Mutual Fund Assets Reach Rs 72 Lakh Crore, Representing 31% of Banking Sector

Indian mutual fund assets have seen remarkable growth, now constituting 31% of bank deposits, a significant increase from less than 13% a decade ago. As of May 2025, mutual fund assets under management (AUM) reached an unprecedented Rs 72.2 lakh crore (approximately $865 billion), with an impressive addition of Rs 13.3 lakh crore in just the past year. This surge reflects a broader trend of Indian savers transitioning into investors, particularly in the wake of the COVID-19 pandemic.
Growth Trends in Mutual Fund Assets
The mutual fund industry in India has experienced a compound annual growth rate (CAGR) of 20% over the past decade, with an even more robust 24% growth in the last five years. In contrast, the U.S. mutual fund sector has seen a more modest 8% CAGR during the same period. Despite the impressive growth, India’s mutual fund AUM still lags behind the U.S., where it often matches or exceeds bank deposits, hovering around the 100% mark. Uday Kotak, a prominent banker, noted on social media platform X that the post-COVID era has seen a doubling of mutual fund AUM’s share of bank deposits, highlighting a structural shift in financial intermediation that fosters domestic risk capital and an equity culture.
Challenges in Financial Intermediation
The growth of India’s mutual fund industry is influenced by its unique structure of financial intermediation. Unlike many Western economies, where asset managers handle capital from pensions, insurance, and retail clients collectively, India’s system remains fragmented. Mutual funds manage only the capital they raise through their own schemes, while pension assets and insurance premiums are managed separately. This siloed approach limits the scale and flexibility of Indian asset managers, hindering their ability to compete on a global level.
Domestic Investors Taking the Lead
The rise of domestic institutional investors, particularly mutual funds, has begun to counterbalance the volatility caused by foreign portfolio investors (FPIs). In the year leading up to May 2025, domestic investors recorded net inflows of Rs 6 lakh crore, while FPIs withdrew Rs 3.1 lakh crore. This shift indicates that Indian mutual funds are no longer passive participants in market cycles; they are increasingly taking on a leadership role.

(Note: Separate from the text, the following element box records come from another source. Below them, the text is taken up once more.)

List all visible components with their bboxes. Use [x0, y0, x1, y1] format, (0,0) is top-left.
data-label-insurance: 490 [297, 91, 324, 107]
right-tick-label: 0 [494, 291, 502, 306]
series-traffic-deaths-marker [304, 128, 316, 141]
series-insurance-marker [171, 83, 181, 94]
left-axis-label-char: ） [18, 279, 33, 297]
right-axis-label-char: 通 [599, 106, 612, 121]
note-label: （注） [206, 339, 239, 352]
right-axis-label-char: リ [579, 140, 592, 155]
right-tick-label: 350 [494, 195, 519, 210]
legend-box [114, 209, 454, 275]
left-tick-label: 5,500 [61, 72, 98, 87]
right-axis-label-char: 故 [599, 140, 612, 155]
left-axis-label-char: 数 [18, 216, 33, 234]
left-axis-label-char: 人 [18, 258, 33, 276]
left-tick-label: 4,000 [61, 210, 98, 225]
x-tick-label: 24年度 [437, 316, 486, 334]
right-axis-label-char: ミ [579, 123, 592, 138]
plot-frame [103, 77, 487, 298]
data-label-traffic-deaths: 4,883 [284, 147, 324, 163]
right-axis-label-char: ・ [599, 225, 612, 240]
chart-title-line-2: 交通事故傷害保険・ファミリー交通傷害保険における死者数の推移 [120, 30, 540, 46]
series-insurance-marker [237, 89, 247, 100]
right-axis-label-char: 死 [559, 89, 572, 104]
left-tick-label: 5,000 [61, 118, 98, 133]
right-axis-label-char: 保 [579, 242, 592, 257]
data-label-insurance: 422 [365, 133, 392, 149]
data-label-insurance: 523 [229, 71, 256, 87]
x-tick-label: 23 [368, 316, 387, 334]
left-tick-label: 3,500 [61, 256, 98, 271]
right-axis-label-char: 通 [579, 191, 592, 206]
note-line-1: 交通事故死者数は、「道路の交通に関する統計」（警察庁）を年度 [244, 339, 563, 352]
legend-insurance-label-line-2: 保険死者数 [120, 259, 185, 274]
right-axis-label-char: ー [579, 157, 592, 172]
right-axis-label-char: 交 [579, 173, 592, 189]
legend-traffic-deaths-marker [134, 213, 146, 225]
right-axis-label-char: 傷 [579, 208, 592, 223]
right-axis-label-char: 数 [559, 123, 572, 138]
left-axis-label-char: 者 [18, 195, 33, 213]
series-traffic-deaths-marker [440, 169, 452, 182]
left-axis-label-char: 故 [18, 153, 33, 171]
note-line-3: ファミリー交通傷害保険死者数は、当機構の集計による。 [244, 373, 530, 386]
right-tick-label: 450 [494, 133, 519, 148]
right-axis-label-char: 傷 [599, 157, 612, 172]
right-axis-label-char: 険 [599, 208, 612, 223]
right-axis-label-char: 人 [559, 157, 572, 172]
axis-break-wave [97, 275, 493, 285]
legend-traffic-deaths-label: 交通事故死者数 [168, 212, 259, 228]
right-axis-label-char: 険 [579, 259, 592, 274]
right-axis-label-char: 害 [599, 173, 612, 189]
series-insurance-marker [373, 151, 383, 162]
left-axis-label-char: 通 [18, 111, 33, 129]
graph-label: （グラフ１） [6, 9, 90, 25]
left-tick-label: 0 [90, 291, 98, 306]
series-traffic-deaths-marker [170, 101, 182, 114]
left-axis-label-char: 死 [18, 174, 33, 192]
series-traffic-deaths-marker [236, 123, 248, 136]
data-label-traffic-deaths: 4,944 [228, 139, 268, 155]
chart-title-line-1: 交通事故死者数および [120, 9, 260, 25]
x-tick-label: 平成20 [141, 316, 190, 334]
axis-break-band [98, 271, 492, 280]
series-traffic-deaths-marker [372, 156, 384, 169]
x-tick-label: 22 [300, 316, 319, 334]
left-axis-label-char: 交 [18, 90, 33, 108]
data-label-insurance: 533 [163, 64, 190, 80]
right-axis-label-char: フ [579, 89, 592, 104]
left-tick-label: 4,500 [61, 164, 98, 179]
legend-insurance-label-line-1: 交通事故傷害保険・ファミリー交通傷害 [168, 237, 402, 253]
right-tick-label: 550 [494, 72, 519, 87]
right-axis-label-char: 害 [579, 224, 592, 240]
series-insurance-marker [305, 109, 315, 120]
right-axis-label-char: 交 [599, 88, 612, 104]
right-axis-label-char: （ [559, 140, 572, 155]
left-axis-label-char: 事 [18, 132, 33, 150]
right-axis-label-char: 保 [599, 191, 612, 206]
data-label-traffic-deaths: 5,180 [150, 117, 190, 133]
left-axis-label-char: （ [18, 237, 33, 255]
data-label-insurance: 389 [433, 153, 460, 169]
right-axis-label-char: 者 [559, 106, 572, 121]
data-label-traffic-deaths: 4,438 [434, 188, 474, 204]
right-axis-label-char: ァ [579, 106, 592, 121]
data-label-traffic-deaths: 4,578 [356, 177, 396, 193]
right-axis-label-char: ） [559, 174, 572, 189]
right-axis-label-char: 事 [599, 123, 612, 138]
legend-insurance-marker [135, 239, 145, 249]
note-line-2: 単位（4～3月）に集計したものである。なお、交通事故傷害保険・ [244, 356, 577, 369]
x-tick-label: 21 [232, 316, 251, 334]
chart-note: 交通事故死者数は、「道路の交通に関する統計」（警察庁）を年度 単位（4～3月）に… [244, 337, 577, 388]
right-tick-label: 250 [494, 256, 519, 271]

Expanding Investor Base and Geographic Reach
The mutual fund sector is also witnessing a geographic expansion beyond India’s major cities. The share of assets from “B15” citiesโthose beyond the top 15โrose to 35% in March 2025, up from 25% in March 2020. States like Telangana and Haryana have shown remarkable growth in AUM, with increases of 32.1% and 27.9%, respectively, over the past year. Additionally, the number of mutual fund investors in India has surged to 5.4 crore, an increase of nearly 90 lakh from the previous year. This growth is indicative of a more sophisticated investor base, with sectoral and thematic funds attracting the most interest.
While the Indian mutual fund industry is emerging as a significant player in the financial landscape, it still faces challenges due to its institutional design. Allowing professional managers to oversee long-term capital from pension and insurance pools could enhance the scale and diversification of India’s capital markets. As the industry continues to grow, the potential for structural reforms may help India close the gap with its global counterparts.